I have this friend – Milou. She’s going to be a good journalist, and she worked a lot for NGOs during her studies. Hence she travelled a lot. As a NGO worker and apprentice journalists, she travelled in … hmmm … interesting places, and a country in particular – let’s call it Zoukinistan.

You’ve probably heard about Zoukinistan, it’s one of these countries the US – and part of EU – are at war with, and where those almighty democracies^Wpowers tried to create a Democracy they own.

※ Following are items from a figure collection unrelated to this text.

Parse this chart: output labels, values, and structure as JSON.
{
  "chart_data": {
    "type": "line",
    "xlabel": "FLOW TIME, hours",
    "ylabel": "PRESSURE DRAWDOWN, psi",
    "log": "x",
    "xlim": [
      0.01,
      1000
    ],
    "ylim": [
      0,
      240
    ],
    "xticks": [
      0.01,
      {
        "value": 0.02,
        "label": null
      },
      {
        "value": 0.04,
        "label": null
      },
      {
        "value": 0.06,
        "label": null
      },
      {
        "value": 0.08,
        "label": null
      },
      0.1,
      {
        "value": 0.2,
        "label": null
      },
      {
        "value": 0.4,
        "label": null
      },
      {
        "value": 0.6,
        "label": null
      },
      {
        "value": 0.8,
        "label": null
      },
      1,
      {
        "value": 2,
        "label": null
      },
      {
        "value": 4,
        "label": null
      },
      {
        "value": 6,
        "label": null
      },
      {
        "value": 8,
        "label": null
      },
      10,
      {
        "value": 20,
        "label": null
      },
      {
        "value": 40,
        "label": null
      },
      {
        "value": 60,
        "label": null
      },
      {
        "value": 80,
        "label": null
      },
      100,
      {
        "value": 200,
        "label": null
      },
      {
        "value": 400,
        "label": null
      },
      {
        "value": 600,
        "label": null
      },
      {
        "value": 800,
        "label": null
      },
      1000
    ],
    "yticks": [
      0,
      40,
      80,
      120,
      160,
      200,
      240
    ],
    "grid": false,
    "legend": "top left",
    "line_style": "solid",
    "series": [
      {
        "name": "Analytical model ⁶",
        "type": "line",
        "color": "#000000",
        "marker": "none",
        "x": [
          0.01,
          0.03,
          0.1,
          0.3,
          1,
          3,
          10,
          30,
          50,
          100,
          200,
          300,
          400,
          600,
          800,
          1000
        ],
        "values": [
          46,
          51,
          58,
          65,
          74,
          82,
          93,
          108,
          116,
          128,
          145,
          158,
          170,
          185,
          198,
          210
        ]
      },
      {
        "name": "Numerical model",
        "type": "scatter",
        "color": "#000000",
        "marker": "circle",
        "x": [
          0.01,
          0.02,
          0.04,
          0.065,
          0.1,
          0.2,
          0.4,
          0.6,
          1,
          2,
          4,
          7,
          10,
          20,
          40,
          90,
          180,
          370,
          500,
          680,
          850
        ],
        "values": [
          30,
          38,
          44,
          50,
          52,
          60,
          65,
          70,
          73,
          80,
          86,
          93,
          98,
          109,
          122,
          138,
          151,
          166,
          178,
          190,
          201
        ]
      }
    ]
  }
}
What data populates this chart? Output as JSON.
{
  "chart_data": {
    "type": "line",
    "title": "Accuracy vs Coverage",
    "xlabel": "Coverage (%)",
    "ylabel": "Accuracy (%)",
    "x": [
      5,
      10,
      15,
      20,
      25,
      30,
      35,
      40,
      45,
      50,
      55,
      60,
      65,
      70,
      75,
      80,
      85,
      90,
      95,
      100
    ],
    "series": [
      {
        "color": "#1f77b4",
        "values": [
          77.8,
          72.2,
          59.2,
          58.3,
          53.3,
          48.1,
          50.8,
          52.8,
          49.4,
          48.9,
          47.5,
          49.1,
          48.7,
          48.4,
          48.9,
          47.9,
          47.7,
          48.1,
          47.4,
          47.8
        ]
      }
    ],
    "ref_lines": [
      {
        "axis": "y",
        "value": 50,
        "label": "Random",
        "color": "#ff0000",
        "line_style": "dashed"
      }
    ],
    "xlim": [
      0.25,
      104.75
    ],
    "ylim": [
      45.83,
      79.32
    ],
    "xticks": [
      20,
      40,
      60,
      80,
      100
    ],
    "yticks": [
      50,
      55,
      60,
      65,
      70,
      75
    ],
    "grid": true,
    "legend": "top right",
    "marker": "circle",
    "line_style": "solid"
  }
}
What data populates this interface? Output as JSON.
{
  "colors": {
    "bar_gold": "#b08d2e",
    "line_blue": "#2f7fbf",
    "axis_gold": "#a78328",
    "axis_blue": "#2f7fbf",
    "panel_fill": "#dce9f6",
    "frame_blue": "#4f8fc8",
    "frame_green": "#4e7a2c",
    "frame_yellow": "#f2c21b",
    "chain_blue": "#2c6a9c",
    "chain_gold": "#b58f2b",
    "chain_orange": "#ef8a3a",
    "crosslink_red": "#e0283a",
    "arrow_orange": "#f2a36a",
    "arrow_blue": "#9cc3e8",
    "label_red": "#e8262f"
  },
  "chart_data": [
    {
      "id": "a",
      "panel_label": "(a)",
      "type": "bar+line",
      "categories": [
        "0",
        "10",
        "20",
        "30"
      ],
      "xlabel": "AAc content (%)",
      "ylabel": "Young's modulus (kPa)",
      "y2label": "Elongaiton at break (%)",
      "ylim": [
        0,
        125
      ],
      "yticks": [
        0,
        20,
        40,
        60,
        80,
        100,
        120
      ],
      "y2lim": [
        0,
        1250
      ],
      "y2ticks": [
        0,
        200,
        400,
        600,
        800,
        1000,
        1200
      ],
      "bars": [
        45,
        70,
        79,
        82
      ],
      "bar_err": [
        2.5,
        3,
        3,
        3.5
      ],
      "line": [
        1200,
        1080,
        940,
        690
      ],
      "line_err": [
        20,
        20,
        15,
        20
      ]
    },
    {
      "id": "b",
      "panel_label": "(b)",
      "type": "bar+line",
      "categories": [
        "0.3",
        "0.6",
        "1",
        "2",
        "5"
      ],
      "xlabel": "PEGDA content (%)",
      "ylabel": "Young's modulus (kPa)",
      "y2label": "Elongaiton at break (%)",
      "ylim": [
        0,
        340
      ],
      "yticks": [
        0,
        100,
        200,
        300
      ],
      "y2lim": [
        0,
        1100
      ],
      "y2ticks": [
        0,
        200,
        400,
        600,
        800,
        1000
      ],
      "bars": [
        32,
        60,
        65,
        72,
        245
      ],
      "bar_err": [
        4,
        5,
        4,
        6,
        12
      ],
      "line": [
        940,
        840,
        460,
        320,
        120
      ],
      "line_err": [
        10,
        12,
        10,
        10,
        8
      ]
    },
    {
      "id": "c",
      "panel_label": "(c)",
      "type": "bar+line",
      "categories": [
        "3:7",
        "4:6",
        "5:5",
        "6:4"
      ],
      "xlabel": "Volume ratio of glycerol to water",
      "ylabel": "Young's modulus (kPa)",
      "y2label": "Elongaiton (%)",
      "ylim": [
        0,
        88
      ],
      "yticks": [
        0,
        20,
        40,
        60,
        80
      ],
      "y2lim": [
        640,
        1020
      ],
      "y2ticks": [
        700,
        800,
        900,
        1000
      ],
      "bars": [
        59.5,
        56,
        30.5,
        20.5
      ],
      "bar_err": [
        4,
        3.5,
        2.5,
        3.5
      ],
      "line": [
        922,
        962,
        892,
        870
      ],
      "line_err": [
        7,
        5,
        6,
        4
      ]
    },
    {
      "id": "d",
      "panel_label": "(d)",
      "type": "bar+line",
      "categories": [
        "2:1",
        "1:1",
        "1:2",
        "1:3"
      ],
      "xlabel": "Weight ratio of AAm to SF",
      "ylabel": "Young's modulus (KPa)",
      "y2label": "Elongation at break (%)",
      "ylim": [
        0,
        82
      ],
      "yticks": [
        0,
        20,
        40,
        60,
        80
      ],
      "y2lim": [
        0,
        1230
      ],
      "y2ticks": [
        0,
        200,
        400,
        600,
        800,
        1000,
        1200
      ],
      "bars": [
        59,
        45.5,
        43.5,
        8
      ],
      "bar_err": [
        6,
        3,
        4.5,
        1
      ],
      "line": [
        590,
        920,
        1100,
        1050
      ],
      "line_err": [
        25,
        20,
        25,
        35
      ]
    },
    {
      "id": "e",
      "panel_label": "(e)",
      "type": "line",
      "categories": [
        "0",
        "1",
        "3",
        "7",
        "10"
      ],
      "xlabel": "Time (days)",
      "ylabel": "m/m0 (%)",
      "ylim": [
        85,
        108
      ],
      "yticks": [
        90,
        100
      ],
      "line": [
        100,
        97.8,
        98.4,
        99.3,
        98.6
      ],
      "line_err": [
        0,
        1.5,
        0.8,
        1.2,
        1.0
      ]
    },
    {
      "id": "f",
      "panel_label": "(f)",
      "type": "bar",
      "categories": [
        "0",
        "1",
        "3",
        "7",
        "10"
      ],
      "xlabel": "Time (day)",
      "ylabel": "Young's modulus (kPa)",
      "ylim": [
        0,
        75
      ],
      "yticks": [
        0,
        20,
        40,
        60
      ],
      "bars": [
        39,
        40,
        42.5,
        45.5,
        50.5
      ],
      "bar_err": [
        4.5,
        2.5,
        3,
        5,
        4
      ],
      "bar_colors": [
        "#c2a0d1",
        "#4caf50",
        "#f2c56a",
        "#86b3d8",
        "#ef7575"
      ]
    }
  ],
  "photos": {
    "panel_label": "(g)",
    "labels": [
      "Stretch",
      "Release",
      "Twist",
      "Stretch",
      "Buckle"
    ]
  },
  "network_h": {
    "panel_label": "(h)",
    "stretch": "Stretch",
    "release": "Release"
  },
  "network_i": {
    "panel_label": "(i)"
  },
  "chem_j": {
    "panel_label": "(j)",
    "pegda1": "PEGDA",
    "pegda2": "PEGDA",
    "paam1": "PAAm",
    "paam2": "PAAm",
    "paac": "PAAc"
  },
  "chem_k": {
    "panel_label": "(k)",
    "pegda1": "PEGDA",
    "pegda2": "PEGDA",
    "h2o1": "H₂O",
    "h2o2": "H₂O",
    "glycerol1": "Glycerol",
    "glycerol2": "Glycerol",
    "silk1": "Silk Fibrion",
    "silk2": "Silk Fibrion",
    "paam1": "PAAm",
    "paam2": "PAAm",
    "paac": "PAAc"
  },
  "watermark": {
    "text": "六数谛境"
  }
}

So, this woman was going there, doing a job of getting in touch with local activists, reporting human right violations, doing journalisms, stuff like that. And she met there a lot of interesting people.

Not all these people are on the side our governments are comfortable dealing with. Not necessarily warlords or fundamentalists either. They probably just don’t want any more foreign interferences in their country. Yeah, the ones governments probably call terrorists. Or enemies. Or just those who want to expose corruption of their US backed government.

So, as a journalist, she maintains contact with those. No one knows when the next things to expose will blow up. And since she’s quite aware of all the NSA doing nasty things on US hosted servers – essentially trying to graph people in contact with this kind of activists – she goes for a non-US based email provider, and a free one.

And then GMX entered the dance.

Since Milou knows me, and since I worked a bit with her, she uses Tor, OTR, and free softwares. And I think she understands why it’s needed, and why she needs to protect her sources.

So, she created an account on https://gmx.com and used the webmail using Tor, naively thinking GMX – being a German company – would protect her communications.

It appears that GMX is part of United Internet, a German holding which also owns 1&1 and mail.com. And they own 7 datacenters in the EU and the US according to their about page. So they have data on US soil, under the Patriot Act – and you definitely don’t want to have data there if you try to protect sources from US Gov. But nothing says that the former French Caramail they bought and became part of gmx.com is hosted there – in fact, and for strict latency reasons, I think they’ll leave it in EU soil, just to have good performances.

Anyway, let’s put those considerations aside for now.

So, Milou and her friend exchange emails using GMX. I’ll skip the fact https is not enabled by default. Or that they implemented it quite late between servers – after all, Google did it only after NSA had leaked a nice post-it – it’s not really that important since, after all, all emails are probably stored in clear text on a corporation server.

However, Germany, home nation of GMX, is involved in military and security mission in Zoukinistan. We also now that NSA did infiltrate German Internet companies and that the German secrete services do cooperate with NSA.

And then the Milou’s GMX account has been closed for security reasons. Since the IT support doesn’t provide any details and that I could not find anywhere on the net anything related to closing of the accounts if used via Tor – even if they made it hard for anyone to do so – and given the lack of security on their side, I think that it must be read as national security reasons.

My guess is that GMX has been required to terminate this account because it represented a threat to national security.

The interesting part would be to know which nation asked for it. Could be France (Caramail which became GMX.com was French after all), US since they would not like my friend to chat with a terrorist or the German wanting the same thing.

I don’t know. Hard to find evidence when the tech people in the company refuse to provide any. And that’s weird. They could have pretended some unusual traffic came from Milou’s computer – unusual meaning in this case via Tor and Ubuntu – or that they detected some attack and the account had to be terminated, or anything else.

But no, they just "can’t answer", won’t provide any email backup, nor even any support. I don’t like drawing conclusions without facts, but it really seems like someone read those emails and have GMX close this specific account.